We're back after a couple of weeks away, and Miami gave us enough chaos to fill three episodes. Kimi Antonelli just won his third consecutive Grand Prix — surviving another terrible start from pole, a three-way scrap with Verstappen and Leclerc into Turn 1, and sustained pressure from Lando Norris — to extend his championship lead. At 19 years old, this kid is making history look routine.
The drama didn't stop at the checkered flag. Leclerc spun on the final lap, hit the wall, and then got slapped with a 20-second post-race penalty for leaving the track repeatedly — dropping him from sixth to eighth. Verstappen spun at the start, recovered to fifth, but picked up his own five-second penalty for crossing the pit exit line. Russell collected fourth after collisions with both Leclerc and Verstappen that sent multiple drivers to the stewards. It was the kind of race where the post-race document pile was thicker than the race itself.

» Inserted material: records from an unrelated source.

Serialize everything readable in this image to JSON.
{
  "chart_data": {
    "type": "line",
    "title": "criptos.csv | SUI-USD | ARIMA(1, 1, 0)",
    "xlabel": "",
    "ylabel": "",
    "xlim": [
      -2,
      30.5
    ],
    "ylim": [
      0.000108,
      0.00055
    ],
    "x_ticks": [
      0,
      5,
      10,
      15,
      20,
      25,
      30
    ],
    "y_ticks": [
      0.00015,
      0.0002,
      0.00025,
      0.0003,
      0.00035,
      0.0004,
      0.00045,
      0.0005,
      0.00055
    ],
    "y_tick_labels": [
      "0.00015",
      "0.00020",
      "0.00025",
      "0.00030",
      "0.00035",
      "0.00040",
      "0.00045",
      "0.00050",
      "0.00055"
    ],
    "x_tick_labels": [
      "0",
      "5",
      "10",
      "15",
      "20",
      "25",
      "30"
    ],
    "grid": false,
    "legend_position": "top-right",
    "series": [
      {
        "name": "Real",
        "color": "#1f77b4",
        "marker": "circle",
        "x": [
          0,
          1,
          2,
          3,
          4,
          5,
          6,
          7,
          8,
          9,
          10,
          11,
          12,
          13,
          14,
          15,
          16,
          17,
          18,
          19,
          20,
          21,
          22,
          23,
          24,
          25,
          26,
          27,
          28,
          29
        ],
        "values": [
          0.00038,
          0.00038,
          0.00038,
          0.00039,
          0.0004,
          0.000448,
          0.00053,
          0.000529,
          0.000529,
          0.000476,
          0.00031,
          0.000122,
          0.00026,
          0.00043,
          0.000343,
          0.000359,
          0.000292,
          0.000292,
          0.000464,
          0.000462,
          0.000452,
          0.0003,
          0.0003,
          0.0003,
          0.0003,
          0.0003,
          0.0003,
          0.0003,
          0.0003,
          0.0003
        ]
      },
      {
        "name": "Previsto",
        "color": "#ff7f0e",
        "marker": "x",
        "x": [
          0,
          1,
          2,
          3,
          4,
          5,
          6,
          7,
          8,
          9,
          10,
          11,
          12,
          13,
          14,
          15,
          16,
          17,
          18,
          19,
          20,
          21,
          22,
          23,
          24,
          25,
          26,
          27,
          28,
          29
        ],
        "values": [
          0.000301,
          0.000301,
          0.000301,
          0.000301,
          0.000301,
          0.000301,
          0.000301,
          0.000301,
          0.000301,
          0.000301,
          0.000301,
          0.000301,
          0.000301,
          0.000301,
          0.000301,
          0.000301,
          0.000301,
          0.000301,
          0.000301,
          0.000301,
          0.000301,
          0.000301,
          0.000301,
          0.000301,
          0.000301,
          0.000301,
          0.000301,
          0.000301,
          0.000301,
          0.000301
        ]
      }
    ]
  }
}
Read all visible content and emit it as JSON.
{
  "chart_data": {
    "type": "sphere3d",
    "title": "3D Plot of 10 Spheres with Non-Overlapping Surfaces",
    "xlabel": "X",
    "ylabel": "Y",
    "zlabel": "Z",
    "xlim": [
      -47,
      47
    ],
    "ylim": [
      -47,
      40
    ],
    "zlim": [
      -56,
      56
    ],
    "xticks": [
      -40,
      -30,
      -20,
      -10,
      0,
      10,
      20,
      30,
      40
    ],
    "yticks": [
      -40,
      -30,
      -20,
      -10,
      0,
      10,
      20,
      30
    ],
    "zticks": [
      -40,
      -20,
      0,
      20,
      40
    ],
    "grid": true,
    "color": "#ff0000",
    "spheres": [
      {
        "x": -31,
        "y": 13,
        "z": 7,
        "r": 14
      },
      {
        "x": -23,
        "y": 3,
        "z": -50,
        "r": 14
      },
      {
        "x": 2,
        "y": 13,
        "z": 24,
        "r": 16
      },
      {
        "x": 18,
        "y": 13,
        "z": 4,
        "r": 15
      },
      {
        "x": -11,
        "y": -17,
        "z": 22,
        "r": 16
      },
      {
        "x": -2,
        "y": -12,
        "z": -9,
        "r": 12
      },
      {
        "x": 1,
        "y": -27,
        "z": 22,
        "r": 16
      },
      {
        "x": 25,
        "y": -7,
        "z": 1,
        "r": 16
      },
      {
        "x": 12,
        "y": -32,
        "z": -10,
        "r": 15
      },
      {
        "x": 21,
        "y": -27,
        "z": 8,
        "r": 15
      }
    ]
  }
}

Then there's the off-track drama that might be even juicier. Red Bull boss Laurent Mekies told Sky Sports that Gianpiero Lambiase — Verstappen's longtime race engineer — is leaving to become McLaren's team principal. McLaren CEO Zak Brown immediately fired back: "He knows something I don't, apparently." The two camps met in Miami to clear the air, but the implication is clear — Red Bull is either telling the truth or deliberately trying to destabilize McLaren from the inside. Either way, it's incredible paddock theater.
We'll break down all of it — the race, the penalties, the regulation tweaks in action, the Lambiase chess match, and whether Antonelli is genuinely running away with this championship or if McLaren is about to close the gap. Welcome back to The Fast Ones.